According to Philip Prince, the expert at Welcome, it is also a serious problem that many people cannot afford expensive treatment and many do not get to the hospital where they can save their lives. In many hospitals, doctors’ skills are not adequate and there are no drugs or tools for treatment. According to Prince, patients turn to local healers, so it is not clear whether they are the victims of snake-milling and, in most countries, it doesn’t seem to be a serious problem for snake-milling.
According to WHO data, only one-third of the required serum serum serum is currently produced. Treatment is also complicated by the fact that there are many poisonous snails and not all antisera are effective for their milling. In Africa, 90 percent of the antisera in circulation are ineffective according to experts.

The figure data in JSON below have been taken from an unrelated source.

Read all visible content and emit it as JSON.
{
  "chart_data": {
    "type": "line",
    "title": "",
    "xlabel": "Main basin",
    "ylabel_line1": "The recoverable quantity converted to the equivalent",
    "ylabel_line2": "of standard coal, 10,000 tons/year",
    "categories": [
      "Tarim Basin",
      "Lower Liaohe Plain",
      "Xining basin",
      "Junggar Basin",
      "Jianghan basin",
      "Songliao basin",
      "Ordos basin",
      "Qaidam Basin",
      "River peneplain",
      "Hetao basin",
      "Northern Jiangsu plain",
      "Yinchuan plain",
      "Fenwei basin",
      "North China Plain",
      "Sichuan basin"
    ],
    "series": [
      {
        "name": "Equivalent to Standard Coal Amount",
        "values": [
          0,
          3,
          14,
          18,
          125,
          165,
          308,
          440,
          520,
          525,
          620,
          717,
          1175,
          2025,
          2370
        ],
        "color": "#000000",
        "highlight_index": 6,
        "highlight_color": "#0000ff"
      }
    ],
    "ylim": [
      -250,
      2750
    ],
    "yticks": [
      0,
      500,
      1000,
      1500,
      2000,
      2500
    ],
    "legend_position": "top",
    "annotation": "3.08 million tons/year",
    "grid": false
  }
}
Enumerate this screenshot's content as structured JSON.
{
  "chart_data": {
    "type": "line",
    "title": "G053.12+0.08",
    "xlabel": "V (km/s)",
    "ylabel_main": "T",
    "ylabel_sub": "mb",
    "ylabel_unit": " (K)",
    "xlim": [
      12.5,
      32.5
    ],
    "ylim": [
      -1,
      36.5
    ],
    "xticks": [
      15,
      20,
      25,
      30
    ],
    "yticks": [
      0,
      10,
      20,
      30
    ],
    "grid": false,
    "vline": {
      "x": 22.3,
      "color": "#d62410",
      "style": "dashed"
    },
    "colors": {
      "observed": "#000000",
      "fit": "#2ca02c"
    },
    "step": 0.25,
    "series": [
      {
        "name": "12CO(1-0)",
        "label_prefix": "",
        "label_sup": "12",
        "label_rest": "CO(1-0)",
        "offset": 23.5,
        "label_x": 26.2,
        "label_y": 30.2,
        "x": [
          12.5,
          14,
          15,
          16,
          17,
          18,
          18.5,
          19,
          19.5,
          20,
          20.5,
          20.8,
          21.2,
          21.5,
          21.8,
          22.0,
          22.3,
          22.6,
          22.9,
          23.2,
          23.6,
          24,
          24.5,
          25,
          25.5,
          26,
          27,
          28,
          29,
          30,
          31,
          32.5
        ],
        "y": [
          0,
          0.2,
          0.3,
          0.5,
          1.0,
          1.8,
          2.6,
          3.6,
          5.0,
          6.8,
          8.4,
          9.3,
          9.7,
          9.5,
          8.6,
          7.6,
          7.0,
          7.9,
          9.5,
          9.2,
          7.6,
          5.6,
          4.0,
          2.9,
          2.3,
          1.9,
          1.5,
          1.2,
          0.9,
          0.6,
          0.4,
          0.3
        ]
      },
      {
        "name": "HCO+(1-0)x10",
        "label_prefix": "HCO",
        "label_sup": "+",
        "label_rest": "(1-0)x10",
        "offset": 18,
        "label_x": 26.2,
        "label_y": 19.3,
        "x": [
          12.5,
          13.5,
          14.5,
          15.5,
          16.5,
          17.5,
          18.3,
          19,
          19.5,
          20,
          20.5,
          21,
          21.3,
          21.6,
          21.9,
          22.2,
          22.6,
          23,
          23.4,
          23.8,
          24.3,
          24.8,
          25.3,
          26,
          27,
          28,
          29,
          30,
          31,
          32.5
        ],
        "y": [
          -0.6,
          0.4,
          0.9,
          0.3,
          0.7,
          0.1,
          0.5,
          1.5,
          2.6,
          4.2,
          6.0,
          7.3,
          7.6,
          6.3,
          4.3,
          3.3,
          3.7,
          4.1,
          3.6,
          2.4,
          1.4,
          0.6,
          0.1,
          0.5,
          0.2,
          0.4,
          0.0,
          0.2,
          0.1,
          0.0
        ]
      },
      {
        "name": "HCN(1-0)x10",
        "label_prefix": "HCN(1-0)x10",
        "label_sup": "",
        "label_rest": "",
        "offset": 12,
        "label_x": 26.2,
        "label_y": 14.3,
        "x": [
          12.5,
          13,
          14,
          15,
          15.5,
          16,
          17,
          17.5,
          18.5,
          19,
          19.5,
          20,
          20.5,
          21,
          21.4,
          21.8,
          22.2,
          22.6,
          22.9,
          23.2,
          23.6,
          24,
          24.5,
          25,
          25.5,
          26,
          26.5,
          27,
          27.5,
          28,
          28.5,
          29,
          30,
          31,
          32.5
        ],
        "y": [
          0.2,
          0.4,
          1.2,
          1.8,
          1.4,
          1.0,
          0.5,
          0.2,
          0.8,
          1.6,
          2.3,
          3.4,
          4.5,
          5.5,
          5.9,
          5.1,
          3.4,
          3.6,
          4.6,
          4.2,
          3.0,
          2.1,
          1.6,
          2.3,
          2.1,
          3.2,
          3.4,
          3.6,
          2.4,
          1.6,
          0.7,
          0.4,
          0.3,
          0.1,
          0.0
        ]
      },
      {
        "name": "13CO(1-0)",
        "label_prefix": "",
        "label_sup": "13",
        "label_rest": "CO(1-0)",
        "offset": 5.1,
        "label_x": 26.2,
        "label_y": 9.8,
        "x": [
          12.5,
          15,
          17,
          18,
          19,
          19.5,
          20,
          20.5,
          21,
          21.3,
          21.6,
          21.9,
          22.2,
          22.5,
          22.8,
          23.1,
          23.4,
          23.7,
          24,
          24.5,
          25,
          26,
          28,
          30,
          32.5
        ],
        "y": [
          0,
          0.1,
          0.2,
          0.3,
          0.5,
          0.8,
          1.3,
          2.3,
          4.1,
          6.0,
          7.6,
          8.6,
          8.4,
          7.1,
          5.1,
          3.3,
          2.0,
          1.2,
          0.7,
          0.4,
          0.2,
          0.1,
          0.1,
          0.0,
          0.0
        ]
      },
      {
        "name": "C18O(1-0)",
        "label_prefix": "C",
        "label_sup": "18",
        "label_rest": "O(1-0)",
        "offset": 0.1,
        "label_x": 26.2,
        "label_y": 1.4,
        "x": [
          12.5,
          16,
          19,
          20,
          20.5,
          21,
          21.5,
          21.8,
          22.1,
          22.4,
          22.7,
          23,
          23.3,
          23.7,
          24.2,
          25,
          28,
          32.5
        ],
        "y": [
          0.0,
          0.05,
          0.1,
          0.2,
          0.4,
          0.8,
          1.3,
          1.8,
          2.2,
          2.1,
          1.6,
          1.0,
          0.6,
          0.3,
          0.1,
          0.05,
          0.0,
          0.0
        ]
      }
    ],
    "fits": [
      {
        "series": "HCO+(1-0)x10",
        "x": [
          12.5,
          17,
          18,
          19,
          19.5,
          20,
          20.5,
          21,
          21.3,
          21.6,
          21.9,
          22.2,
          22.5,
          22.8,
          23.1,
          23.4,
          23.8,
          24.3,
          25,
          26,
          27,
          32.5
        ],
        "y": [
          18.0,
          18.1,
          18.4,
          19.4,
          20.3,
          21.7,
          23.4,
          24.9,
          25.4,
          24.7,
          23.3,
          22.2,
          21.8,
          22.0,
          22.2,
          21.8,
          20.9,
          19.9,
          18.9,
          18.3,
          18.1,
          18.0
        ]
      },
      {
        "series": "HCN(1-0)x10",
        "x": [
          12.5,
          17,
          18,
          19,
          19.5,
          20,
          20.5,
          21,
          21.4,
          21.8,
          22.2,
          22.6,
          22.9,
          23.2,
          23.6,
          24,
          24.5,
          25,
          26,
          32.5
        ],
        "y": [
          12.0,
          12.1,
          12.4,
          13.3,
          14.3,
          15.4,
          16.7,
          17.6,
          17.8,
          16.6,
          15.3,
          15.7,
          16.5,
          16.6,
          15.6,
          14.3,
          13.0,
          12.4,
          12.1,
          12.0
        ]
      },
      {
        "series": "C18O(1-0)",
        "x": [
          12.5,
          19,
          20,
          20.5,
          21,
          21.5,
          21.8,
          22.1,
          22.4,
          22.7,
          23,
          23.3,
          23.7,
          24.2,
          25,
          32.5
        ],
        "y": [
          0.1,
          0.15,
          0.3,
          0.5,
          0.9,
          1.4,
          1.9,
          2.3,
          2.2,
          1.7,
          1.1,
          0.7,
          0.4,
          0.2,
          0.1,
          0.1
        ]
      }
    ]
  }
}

There is currently no official international list that lists all the antisera and what kind of snake milling can be handled with them.
However, despite the difficulties, the goal of the WHO for 2030 is unrealistic.
As recalled, in Papua New Guinea, every fourth child killed by a snake in 2003 and now, with effective treatments, less than one death in every fifty snakes is dying. Williams admitted that this number is high, but, as he emphasized, the solution “does not require rocket science”: safe, effective antibodies, trained health workers, communities that recognize and effectively protect the problem.
WHO announces a strategy to curb snoring and injuries caused by snake milling at the May General Assembly in May.